The IMF staff pointed to the “importance of US leadership” in implementing the G-7 “agenda for growth”. The key challenge for the US will be to “achieve fiscal consolidation and higher national saving”. This means that US spending, either by the government or consumers, must be reduced in order to cut back the US balance of payments deficit. But in the absence of significant growth in the rest of the world—the eurozone is close to stagnation while Japanese growth is largely the result of increased exports to China—a significant reduction in US balance of payments deficits will have a recessionary impact. In other words, maintenance of world economic growth requires sustained expansion in the US—the global locomotive—leading in turn to ever-greater deficits.

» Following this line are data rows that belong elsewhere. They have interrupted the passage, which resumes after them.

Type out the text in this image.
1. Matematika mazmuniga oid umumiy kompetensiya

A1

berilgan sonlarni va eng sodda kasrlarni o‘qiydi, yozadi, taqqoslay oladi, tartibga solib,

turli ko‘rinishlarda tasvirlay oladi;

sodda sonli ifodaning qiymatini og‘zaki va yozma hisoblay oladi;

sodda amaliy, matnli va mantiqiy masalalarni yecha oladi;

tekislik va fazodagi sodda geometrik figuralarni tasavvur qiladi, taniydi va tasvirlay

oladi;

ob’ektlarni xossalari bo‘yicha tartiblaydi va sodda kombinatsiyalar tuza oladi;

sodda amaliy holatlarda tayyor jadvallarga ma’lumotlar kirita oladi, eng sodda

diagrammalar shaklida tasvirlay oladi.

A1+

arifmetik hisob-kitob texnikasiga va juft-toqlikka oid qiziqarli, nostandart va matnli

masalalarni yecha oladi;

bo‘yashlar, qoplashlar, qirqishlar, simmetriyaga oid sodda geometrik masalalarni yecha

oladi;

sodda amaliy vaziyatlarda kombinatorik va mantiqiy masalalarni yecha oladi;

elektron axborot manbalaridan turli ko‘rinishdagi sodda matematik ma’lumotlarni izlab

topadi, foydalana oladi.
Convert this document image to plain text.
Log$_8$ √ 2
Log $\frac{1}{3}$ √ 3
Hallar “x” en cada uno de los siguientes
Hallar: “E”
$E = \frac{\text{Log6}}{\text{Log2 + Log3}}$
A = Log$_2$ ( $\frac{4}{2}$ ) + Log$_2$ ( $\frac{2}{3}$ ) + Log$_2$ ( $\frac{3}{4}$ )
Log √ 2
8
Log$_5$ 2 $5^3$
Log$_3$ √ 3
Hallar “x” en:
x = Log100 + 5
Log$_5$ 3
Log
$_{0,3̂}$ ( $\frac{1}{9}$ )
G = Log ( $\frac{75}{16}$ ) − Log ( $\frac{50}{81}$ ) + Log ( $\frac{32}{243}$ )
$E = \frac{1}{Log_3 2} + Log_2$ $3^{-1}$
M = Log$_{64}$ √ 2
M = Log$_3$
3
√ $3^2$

A recent policy note prepared by economist Wynne Godley for the Levy Institute highlights the problem. With US imports of goods and services now more than 50 percent higher than exports, and if growth continues at 3.5 to 4 percent per annum, “there will probably have to be a 12 percent annual average increase in the volume of exports sustained over four years (a growth rate rarely achieved in the past) to get any significant improvement in the overall balance”.

The expansion of demand in the US has been “powered entirely by a renewed increase in private expenditure relative to income,” which has been financed by a growth of debt. “Private debt has reached about 175 percent of private disposable income, another record, while net lending to the private sector rose from a trough of 8 percent of income in the third quarter of 2002 to more than 15 percent in the fourth quarter of last year.”

The relationship between the expansion of financial markets, rising house prices, fuelled by low interest rates, and the overall stability of the economy was the subject of a speech by Federal Reserve Board vice chairman Roger Ferguson to a conference in Berlin on Friday.

Ferguson began his remarks by pointing out that “in terms of sheer volume, the expansion of financial activity has greatly outstripped economic growth in recent years.” This had improved risk management, led to more efficient use of financial and real resources and boosted economic performance with “many observers” concluding that these financial developments were a “key factor in the strong productivity and growth that the United Stated has realised in recent years”.

However, while economies had become more resilient, financial markets had become more sensitive with the result that “the past decade has been marked by episodes of financial volatility that have had the potential for trouble at a systemic level”. The linkages between financial markets and the real economy had become more complex “periodically presenting policymakers with surprises and puzzles”.

All of these issues, he continued, were contained in the movement of asset prices, particularly residential real estate. Because so many people owned houses, price changes, even when relatively small, could have a significant impact on the economy as a whole. “In a scenario of collapse, the damage to balance sheets and private wealth could go as far as undermining the soundness of the financial system and threatening the stability of the real economy.”

While some economic commentators have blamed the Fed’s low interest rate regime for creating a “bubble” in the US housing market—prices increased by 11.2 percent last year, well above the historical norm—Ferguson insisted there was not a clear relationship between expansion of the money supply and large increases in house prices.

But when the general level of interest rates was low, as is now the case, big increases in house prices could foster risky behaviour, including house buying in search of quick profits. “A concern is that changes in the underlying conditions that fostered this pattern or a policy misstep could cause a quick reversion to the historical norm.” And with global markets increasingly linked, it was possible for big changes in asset prices in one market to “spill over into the markets of others”.

The language was guarded because Fed Board members, taking their cue from chairman Greenspan, always strive to maintain an upbeat assessment. But Ferguson’s remarks do point to concerns among financial authorities that the complexities of financial markets make policymaking much more difficult, with the increased risk of serious problems not only at a national level but on a global scale.